In the U.S., several progressive House Democrats introduced a resolution calling for an immediate cease-fire, which roughly a dozen lawmakers have signed onto since mid-October. Sen. Dick Durbin, D-Ill., became the first senator to call for one last week, emphasizing that it should only happen after all of the hostages are released.
Israeli Prime Minister Benjamin Netanyahu has repeatedly rejected calls for a cease-fire. He reiterated in a televised address on Friday that one cannot happen without the return of the hostages.

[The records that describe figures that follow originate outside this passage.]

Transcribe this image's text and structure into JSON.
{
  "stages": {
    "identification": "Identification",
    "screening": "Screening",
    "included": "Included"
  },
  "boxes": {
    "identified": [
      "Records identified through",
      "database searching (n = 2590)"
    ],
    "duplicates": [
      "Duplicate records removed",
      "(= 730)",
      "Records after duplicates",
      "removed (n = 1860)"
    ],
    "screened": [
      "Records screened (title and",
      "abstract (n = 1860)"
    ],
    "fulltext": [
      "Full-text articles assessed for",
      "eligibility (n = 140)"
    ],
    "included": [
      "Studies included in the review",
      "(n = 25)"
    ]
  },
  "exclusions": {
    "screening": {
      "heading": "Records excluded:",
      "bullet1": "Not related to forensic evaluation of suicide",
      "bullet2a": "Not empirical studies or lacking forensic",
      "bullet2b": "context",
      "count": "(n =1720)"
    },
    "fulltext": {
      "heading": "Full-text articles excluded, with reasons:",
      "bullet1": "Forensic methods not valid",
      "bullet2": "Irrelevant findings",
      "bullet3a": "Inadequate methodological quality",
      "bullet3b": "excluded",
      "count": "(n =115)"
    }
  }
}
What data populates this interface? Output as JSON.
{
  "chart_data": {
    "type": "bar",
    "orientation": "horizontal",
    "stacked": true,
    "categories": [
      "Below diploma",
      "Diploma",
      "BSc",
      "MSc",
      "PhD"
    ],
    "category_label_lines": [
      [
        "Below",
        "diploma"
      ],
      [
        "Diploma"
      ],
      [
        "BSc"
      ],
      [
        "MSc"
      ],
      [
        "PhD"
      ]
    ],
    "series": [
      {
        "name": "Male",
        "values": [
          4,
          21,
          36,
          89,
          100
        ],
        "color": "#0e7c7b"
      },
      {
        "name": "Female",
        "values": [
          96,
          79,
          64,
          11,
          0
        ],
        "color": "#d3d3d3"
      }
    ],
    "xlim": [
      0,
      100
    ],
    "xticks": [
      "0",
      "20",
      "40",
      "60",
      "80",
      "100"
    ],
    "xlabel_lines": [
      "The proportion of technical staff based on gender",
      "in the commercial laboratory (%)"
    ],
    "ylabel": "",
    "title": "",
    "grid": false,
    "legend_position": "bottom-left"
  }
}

“This should be completely removed from the lexicon,” he said. We say this to our friends and enemies. We will continue until we achieve our goal. We don’t have an alternative.
Israel’s mighty vengeance and the United States’ embassy’s response to the Rafah crisis: Netanyahu, Biden, and the White House
The United Nations defines a humanitarian pause as a “temporary cessation of hostilities purely for humanitarian purposes … usually for a defined period and specific geographic area where the humanitarian activities are to be carried out.”
In recent days, top U.S. officials have asked the Israeli government to pause operations in certain areas in order to allow the release of hostages and deliver aid.
Just over 450 aid trucks had entered Gaza since the Rafah border crossing reopened on Oct. 21, the U.N. Office for the Coordination of Humanitarian Affairs said on Sunday. It said the daily number of confirmed trucks crossing through is less than 19% what it was before the current conflict.
“One is temporary and designed to achieve something that’s happening on the ground,” Daalder says. “The other is designed to be permanent and to end the military phase of the conflict.”
He said on Monday that the two countries are engaged “on the particular practicalities of humanitarian pauses” and that they are trying to increase aid to Gaza.
The White House said that Netanyahu and Biden spoke on Monday and discussed the “possibility of tactical pauses to give civilians opportunities to safely depart from areas of ongoing fighting to ensure assistance is reaching civilians in need, and to enable potential hostage releases.” The two will speak again in the next few days.
In both cases, Mr. Biden’s influence over how his allies prosecute those wars seems far more constrained than expected, given his central role as the supplier of arms and intelligence. As Israel is the United States most powerful ally and as Ukraine is its best hope of staying a free and independent nation, the president’s legacy is tied to how those countries act and the end of the wars.
It has not. In a phone call with Mr. Biden on Monday, Mr. Netanyahu refused to increase efforts to prevent civilian casualties. He has been using huge bombs to destroy Hamas tunnels in Gaza even if they also destroy entire neighborhoods, which is what he calls his “mighty vengeance”.
There was a stalemate in the army of Ukraine, according to Gen. Valery Zaluzhny, the most senior military commander there. Mr. Biden believes that both Russia and Ukraine are ready to fight but cannot move the battle in a meaningful way.
But they fear that General Zaluzhny’s candor will make it harder to get Republicans to vote for aggressive funding for the war — and may encourage President Vladimir V. Putin of Russia to dig in, hoping former President Donald J. Trump or a Republican with similar views will be elected next year and pull back American support.
“There is a long history of U.S. presidents realizing they don’t have as much leverage over Israel as they thought,” said Representative Seth Moulton, a Massachusetts Democrat and former Marine who served four tours in Iraq. The same applies to Ukranian where this is foremost their fight, even if we have a huge stake in the outcome.
History, geography and American national interests separate these two radically different conflicts, though it was Mr. Biden himself who joined them in a speech to the nation two weeks ago after returning from a visit to Israel, where he mourned the loss of 1,400 people in the Oct. 7 attacks and vowed to join in the dismantling of Hamas.